The move is a tiny one by global energy industry standards—representing an initial investment of under $50 million, according to people familiar with the matter. Total didn’t announce Monday the amount it plans to invest. But Total’s decision is a significant vote of confidence in Britain’s shale-gas prospects, and could be a boost to the government in London, which has sought to lure big companies to develop shale.

The U.S. has seen an explosion in gas development, thanks to advances in extraction and drilling techniques, including horizontal drilling developments and hydraulic fracturing, or fracking, of wells. Both techniques have made pumping once hard-to-reach reserves economically viable.

Similar reserves of shale gas sit elsewhere in the world, including in the U.K., though development of these reserves outside North America has been slow. In Britain, protests and local opposition have slowed shale-gas development.

After the transaction, Total’s partners in the shale-gas venture will be Dart Energy Ltd., Egdon Resources PLC, IGas Energy PLC and eCORP International LLC, Total said. Dart will retain a 17.5% stake, while IGas and Egdon will keep 14.5% each and eCORP will retain 13.5%.

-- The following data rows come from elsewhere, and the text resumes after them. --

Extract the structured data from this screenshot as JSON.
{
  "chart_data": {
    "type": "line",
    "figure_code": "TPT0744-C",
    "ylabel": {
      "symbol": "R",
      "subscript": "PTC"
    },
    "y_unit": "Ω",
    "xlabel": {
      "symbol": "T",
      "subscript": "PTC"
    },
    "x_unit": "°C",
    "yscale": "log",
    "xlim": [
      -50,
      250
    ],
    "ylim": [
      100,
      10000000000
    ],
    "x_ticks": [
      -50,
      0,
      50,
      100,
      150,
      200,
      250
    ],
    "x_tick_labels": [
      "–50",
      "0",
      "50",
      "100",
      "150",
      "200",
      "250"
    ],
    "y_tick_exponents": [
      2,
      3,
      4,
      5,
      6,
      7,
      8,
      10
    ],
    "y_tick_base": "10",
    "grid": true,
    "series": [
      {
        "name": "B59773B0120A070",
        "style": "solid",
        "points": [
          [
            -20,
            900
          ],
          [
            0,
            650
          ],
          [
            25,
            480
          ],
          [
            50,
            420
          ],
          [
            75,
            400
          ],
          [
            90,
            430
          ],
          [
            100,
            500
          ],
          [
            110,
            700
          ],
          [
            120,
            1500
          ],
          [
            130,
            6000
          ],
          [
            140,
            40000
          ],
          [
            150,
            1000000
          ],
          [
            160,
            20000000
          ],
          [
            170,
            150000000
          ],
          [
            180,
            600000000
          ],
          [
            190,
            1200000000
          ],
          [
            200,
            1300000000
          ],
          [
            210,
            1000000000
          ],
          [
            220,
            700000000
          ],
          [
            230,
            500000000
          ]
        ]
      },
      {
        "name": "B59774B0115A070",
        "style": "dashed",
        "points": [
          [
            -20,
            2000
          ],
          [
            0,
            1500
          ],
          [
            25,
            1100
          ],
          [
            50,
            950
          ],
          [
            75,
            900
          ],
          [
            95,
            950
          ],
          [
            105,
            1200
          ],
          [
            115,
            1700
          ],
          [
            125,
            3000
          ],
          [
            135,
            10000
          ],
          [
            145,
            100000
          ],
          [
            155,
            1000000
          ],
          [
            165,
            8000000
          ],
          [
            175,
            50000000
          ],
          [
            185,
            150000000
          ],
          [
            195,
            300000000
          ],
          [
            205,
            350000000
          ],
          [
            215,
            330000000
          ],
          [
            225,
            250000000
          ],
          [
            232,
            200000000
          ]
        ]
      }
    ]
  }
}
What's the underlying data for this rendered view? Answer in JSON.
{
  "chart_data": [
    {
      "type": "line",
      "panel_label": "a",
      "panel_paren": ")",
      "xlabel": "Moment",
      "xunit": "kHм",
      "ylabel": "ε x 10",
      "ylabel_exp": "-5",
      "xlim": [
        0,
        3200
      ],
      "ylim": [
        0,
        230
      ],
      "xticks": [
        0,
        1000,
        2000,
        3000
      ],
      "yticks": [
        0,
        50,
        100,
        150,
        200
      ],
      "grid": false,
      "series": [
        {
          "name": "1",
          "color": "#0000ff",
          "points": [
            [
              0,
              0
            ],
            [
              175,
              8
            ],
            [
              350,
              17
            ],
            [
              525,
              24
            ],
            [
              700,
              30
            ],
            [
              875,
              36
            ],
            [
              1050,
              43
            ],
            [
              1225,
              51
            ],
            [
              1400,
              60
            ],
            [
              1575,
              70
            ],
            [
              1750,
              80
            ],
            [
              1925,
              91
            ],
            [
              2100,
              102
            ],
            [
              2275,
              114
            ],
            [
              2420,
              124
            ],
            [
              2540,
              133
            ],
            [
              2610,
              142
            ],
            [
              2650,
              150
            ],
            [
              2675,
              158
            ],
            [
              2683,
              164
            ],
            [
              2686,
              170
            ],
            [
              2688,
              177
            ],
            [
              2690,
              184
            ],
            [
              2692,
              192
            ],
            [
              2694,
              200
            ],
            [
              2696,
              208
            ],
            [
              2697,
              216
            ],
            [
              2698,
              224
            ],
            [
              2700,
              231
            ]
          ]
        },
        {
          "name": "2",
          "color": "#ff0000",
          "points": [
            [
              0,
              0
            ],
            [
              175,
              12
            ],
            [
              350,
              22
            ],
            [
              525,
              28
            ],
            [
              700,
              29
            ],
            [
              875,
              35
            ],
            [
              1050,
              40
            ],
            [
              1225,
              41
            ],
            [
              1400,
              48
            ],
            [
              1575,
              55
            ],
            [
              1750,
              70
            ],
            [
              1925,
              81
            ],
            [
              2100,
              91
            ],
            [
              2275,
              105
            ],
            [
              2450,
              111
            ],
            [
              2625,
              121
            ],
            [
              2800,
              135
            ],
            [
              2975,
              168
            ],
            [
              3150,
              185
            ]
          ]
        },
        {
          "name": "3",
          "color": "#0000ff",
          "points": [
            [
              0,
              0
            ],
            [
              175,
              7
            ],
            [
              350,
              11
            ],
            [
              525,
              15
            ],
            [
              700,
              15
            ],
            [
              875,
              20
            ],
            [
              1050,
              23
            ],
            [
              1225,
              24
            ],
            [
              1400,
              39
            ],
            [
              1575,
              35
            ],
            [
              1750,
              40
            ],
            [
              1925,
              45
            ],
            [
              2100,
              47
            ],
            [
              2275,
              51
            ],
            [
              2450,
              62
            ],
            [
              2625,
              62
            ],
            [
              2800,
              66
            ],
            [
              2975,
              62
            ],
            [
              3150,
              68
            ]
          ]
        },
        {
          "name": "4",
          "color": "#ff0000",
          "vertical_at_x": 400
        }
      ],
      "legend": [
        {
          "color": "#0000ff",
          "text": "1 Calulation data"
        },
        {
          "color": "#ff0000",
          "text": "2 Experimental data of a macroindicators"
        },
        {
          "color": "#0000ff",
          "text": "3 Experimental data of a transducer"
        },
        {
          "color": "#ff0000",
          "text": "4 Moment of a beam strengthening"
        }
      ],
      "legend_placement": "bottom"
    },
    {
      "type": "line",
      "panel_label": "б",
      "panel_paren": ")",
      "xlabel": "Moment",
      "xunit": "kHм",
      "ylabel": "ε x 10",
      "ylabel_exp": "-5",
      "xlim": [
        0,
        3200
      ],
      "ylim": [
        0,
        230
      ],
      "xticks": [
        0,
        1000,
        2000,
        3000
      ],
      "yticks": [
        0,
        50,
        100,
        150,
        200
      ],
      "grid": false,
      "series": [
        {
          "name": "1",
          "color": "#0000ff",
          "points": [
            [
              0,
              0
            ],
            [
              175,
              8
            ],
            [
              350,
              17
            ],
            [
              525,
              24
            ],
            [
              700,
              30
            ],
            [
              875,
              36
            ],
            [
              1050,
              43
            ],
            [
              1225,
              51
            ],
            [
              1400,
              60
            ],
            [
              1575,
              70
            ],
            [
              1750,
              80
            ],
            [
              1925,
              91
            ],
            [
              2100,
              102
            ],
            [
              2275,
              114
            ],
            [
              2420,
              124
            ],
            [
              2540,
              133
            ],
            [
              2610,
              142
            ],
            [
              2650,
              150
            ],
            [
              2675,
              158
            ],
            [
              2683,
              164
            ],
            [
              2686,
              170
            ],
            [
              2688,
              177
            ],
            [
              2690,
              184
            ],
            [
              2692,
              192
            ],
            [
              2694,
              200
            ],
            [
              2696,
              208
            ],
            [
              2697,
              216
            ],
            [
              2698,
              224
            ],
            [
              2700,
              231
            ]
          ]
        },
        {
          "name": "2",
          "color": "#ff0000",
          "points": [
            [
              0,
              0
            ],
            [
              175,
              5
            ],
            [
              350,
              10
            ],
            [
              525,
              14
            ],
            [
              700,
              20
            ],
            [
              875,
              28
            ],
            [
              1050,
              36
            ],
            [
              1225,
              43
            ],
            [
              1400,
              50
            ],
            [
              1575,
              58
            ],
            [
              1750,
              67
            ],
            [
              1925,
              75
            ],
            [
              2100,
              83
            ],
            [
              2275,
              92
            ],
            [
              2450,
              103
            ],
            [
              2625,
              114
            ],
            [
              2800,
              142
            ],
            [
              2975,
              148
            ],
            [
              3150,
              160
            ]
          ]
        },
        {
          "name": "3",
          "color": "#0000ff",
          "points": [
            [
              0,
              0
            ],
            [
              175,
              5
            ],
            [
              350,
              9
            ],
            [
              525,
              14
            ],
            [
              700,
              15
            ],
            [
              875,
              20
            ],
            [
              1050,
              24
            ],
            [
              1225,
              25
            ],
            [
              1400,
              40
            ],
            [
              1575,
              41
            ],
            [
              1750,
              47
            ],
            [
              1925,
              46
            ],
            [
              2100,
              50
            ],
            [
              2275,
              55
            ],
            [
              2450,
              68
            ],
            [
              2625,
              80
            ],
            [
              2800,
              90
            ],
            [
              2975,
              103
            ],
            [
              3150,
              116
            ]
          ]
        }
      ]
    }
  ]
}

Total will take over the operatorship “some time before the development phase is over,” one of the people familiar with the matter said.

Total is planning to spend about $45 million in drilling for appraisal in the two licenses, the person also said.

The deal was reported earlier by the Financial Times.

U.K. Prime Minister David Cameron said on Monday that local authorities that allow shale-gas development to go ahead will be able to keep the entirety of business taxes they collect from shale gas sites, up from the current 50%. This commitment will be directly funded by the government, the prime minister’s office said in a statement.

Total joins French utility giant GDF Suez SA and U.K. utility Centrica PLC, which last year bought interests in shale licenses in northwest England. French energy companies are eager to get involved in shale, but are unable to do so in France, where fracking is banned.

The move comes as smaller companies gear up their shale-gas exploration programs in the U.K. and as the government prepares for an onshore licensing round this summer that is expected to draw in several new and bigger players to the industry, including U.S. shale companies.

Total Chief Executive Christophe de Margerie told The Wall Street Journal in October that the company was considering bidding for U.K. licenses.

Inspired by the U.S. shale-gas boom that has lowered North American energy prices and helped to reinvigorate the economy, the U.K. government sees shale gas as a way to boost the nation’s energy security and offset declining natural-gas output.

But progress has been slow as supportive government policies and attractive tax incentives have bumped up against strong local opposition to fracking, the controversial technique of blasting water and chemicals into rock to release the gas.